Rogério Miranda, de 77 anos, afirma que pretende trabalhar no Congresso para obter recursos destinados à infraestrutura dos municípios de Roraima. Candidato ao Senado pelo DC, ele citou a necessidade de vias de transporte e de estruturas básicas nas cidades do estado.
A declaração foi apresentada em uma entrevista gravada para a série destinada aos candidatos que não participaram da rodada ao vivo por não atenderem aos critérios eleitorais definidos. O formato incluiu concorrentes que não estavam entre os cinco mais bem colocados na pesquisa Quaest ou que não alcançaram pelo menos 5% das intenções de voto.
Críticas à atuação política
Miranda também criticou a gestão pública em Roraima. Para ele, os atuais representantes usam os mandatos em benefício próprio e não entregam resultados à população.

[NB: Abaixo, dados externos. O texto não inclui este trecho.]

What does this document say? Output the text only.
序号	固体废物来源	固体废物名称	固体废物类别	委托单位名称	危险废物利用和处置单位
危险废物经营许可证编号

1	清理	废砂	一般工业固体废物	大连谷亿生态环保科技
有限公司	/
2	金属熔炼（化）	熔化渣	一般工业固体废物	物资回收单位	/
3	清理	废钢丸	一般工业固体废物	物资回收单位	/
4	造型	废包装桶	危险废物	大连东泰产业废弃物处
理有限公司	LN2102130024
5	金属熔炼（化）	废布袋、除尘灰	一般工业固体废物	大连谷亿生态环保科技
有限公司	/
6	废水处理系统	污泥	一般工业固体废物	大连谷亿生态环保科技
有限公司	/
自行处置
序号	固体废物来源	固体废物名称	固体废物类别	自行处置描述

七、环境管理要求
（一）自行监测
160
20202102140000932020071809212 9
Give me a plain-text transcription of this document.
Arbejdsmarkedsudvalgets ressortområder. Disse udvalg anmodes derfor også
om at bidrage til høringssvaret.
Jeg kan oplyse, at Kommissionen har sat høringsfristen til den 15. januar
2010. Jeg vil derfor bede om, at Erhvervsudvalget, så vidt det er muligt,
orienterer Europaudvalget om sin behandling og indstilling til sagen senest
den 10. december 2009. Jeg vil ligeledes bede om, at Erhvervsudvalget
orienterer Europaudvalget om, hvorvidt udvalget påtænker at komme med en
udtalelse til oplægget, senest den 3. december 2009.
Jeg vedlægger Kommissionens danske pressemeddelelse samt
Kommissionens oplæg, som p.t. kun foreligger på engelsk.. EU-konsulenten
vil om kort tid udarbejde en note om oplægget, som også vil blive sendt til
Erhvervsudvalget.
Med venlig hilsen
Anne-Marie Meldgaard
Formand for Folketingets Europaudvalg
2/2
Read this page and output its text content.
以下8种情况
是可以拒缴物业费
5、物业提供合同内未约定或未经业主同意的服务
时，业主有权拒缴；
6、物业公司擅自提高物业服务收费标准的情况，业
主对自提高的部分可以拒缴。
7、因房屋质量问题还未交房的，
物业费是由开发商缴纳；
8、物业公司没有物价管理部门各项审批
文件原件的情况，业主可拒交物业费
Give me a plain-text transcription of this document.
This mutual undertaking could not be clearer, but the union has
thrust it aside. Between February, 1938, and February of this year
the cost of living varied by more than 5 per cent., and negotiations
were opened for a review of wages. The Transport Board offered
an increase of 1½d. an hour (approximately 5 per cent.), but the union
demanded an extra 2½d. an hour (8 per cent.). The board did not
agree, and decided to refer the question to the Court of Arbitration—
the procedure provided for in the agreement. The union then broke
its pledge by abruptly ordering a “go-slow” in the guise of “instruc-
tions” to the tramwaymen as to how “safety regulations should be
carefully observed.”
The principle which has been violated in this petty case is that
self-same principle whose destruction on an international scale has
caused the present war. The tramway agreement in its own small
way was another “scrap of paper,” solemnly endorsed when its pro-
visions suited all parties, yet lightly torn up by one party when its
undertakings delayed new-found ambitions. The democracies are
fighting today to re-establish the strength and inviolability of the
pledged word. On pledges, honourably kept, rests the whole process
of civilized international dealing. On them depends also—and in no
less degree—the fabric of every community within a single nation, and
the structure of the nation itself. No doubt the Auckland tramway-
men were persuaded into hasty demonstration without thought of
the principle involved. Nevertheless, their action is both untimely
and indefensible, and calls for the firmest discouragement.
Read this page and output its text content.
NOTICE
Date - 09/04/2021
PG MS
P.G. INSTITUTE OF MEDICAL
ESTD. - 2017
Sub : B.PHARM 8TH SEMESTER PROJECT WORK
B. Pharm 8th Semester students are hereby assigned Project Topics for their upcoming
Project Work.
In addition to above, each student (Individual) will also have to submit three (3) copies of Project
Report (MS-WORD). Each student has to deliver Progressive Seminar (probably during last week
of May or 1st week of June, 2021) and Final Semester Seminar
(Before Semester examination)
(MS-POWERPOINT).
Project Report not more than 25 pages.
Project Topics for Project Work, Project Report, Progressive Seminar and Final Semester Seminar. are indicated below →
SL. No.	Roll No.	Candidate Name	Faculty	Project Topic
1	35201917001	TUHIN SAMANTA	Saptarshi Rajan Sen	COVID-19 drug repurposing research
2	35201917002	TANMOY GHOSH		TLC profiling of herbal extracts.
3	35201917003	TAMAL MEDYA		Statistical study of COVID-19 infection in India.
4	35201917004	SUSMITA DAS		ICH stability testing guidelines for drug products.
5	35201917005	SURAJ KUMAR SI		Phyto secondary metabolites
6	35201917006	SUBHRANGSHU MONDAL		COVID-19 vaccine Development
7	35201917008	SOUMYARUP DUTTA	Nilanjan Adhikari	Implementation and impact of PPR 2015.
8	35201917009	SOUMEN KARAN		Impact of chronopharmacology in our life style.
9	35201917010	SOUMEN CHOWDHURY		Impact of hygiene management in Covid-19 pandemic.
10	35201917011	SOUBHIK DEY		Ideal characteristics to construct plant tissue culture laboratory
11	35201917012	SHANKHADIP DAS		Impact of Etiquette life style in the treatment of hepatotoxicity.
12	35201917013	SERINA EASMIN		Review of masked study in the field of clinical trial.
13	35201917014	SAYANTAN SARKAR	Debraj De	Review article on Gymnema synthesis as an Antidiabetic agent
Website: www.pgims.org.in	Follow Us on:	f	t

"Eles se servem do estado, mas não oferecem nada ao estado", declarou. O candidato disse que pretende mudar esse cenário com propostas e afirmou que a política em Boa Vista e no estado está nas mãos de pessoas que considera fracas.
Trajetória e candidatura
Natural de Ubajara (CE), Rogério Miranda está em Roraima desde 1973 e atua como empresário nos setores de metalurgia e construção civil. Ele afirma ser formado em Economia e Jornalismo e se apresenta como radialista e comunicador.
Esta é a primeira disputa de Miranda por uma vaga titular ao Senado. Em 2018, ele participou da eleição como suplente de Júlio Martins.
O candidato declarou R$ 7,47 milhões em bens no pedido de registro apresentado ao Tribunal Superior Eleitoral (TSE). Seus suplentes são Gilmar Moraes Lira, o Gilmar Popular, em primeiro lugar, e José Alfredo Bezerra, em segundo.
Ao todo, sete candidatos ficaram fora da rodada de entrevistas ao vivo e tiveram suas trajetórias e propostas apresentadas em reportagens. A rodada ocorreu entre os dias 31 de agosto e 4 de setembro.
Roraima tem 401.496 pessoas aptas a votar nas Eleições Gerais de 2026. O primeiro turno será em 4 de outubro. Se houver necessidade, o segundo turno ocorrerá em 25 de outubro.